Top crack width utilisations (A), bottom crack width utilisations (B) and deflection utilisations (C).
The digital twin developed for the Soroksári Bridge showed high accuracy in predicting structural performance, though several limitations must be considered. Simplifications in the FE model, such as assumptions about material properties, boundary conditions, and loading scenarios, introduced an approximate 5% error, which was carried into the FNN training process. Additionally, while the ANN achieved low error metrics (indicating a 2–5% deviation), these uncertainties mean the digital twin was reliable within a 7–10% margin of error under normal conditions.
Our novel framework, which integrates the digital twin concept, FNN models, and real sensor data, offers a scalable and practical approach to structural health monitoring of reinforced concrete bridges. Simulated data were collected at critical sensor and structural points using Monte Carlo simulations to generate random loading scenarios. The ANN was then trained with inputs such as longitudinal displacements and strains to predict key performance indicators like stresses, crack widths, and deflections. With the FE model achieving around 95% accuracy and the ANN model reaching 95–98%, the overall digital twin accuracy ranged between 90–93%.

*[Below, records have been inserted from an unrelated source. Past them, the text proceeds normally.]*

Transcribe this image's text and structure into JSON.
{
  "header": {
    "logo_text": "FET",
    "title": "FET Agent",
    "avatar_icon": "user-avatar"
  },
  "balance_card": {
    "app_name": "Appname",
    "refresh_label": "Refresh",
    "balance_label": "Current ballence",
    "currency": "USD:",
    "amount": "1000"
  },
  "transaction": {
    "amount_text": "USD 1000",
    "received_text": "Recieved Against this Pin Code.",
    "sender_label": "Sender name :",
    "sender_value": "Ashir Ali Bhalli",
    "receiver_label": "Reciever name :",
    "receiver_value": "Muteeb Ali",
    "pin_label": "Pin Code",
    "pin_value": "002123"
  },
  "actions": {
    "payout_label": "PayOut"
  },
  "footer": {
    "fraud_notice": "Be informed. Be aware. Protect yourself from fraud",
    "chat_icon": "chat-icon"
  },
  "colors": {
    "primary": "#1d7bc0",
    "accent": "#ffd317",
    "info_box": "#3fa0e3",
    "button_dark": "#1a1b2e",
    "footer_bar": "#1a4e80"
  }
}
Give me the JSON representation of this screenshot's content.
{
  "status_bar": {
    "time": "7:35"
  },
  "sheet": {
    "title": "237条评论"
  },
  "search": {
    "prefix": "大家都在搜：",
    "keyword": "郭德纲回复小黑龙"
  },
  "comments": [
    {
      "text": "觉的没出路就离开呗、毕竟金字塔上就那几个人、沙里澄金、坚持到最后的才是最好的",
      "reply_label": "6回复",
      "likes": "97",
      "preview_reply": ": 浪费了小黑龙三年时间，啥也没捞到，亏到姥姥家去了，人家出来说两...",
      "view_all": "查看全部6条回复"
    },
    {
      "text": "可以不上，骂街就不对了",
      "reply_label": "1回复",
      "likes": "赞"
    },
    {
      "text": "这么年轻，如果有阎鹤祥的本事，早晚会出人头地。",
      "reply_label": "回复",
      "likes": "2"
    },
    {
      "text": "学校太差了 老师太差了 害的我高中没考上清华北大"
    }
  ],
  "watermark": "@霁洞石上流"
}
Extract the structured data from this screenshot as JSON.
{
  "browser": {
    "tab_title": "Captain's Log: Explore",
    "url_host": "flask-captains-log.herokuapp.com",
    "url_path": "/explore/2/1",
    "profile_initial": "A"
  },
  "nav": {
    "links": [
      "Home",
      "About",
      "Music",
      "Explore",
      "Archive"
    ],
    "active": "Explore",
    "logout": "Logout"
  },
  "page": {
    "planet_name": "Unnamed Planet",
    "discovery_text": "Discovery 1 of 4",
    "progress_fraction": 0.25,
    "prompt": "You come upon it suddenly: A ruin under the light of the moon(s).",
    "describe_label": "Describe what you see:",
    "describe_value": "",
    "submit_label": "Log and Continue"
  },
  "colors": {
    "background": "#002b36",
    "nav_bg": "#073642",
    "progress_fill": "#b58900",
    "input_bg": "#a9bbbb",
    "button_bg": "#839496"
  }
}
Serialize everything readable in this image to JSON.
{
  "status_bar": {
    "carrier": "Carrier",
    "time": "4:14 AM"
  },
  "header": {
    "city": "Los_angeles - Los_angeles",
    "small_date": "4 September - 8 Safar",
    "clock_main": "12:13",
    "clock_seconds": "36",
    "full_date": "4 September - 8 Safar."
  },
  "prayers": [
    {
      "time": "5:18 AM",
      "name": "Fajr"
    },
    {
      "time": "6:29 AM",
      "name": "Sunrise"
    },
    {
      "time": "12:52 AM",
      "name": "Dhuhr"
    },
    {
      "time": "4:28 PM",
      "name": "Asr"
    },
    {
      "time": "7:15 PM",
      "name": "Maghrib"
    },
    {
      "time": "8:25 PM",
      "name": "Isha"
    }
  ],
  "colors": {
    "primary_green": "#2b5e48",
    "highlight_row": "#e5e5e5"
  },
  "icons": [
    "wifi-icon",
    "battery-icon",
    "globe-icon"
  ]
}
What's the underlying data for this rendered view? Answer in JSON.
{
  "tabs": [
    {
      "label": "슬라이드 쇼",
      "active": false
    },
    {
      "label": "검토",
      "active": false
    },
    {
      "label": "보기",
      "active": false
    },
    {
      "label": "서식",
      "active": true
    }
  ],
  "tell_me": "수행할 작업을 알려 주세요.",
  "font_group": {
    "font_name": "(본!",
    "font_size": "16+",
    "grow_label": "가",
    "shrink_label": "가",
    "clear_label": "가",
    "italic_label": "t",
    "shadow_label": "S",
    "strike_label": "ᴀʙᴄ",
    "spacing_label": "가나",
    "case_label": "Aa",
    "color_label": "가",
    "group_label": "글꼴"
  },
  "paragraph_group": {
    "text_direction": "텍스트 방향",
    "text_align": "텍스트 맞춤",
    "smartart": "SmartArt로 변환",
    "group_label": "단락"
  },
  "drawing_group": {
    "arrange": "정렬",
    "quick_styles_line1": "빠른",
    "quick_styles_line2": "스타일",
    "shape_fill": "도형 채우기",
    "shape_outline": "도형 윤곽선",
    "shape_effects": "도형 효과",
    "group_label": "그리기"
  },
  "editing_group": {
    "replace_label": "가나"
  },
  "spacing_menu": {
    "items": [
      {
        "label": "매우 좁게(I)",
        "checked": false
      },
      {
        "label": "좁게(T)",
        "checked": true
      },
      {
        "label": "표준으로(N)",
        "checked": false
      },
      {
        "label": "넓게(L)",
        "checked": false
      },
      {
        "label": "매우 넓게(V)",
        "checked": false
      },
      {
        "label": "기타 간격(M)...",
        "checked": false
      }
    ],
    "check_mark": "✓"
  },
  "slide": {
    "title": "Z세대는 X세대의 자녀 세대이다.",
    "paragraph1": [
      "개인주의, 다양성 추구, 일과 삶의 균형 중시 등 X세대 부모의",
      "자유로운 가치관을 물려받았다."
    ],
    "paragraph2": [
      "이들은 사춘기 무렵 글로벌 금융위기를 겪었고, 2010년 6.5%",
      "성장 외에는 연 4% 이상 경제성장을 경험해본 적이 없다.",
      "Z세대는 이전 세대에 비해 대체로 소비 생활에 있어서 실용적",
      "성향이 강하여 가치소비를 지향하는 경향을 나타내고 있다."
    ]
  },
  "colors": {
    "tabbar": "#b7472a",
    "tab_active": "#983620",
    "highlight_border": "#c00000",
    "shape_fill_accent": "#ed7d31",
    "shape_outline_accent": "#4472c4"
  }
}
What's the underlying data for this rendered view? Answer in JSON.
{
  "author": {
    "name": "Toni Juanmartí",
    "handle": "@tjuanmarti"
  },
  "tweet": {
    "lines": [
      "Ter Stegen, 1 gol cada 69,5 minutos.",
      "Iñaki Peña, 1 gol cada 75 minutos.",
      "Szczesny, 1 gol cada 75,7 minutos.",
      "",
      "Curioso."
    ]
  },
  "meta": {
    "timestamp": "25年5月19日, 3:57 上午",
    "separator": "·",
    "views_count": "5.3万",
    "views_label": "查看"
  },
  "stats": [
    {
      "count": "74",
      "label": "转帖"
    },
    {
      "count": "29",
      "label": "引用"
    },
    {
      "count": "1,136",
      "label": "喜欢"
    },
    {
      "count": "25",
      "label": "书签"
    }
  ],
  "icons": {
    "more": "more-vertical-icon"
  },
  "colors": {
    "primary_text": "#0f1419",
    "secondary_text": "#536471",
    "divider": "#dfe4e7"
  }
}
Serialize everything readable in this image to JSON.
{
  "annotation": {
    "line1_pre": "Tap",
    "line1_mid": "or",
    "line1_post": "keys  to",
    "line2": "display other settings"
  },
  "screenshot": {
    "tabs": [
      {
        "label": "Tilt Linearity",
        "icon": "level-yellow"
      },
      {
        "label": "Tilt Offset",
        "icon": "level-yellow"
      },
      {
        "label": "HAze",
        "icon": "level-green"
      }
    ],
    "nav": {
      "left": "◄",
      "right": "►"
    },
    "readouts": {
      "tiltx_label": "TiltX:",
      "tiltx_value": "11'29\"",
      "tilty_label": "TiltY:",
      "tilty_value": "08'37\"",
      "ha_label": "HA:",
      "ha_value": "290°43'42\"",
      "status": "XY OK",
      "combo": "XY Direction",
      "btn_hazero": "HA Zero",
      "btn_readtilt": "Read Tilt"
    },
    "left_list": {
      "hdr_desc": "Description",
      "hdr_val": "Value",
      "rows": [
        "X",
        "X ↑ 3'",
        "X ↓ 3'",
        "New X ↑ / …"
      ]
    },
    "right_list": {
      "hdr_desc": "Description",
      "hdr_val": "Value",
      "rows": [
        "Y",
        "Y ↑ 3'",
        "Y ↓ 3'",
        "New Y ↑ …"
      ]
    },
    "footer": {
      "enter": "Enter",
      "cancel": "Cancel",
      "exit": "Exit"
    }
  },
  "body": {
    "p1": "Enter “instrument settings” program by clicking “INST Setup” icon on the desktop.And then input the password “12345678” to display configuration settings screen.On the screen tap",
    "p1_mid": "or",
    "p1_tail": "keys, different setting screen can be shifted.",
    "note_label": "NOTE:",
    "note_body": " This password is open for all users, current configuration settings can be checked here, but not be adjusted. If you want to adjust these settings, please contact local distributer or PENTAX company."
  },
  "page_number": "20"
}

However, it is important to acknowledge that this study focused on a single case, the Soroksári bridge, which has a specific geometry, sensor layout, and material specifications. While the methodology has strong potential, its adaptability to other bridge types is not straightforward. Transferring the framework to structures with different configurations, materials, boundary conditions, or operational environments would require substantial reconfiguration, including the development of a new FE model and retraining the neural network with representative sensor data. Although the core principles remain applicable, future work will be needed to assess the method's generalizability and to identify the adjustments required for other use cases.
Overall, this integrated approach reduces reliance on costly manual inspections and provides a robust tool for real-time structural assessment. It lays a solid foundation for future advancements in SHM and infrastructure management.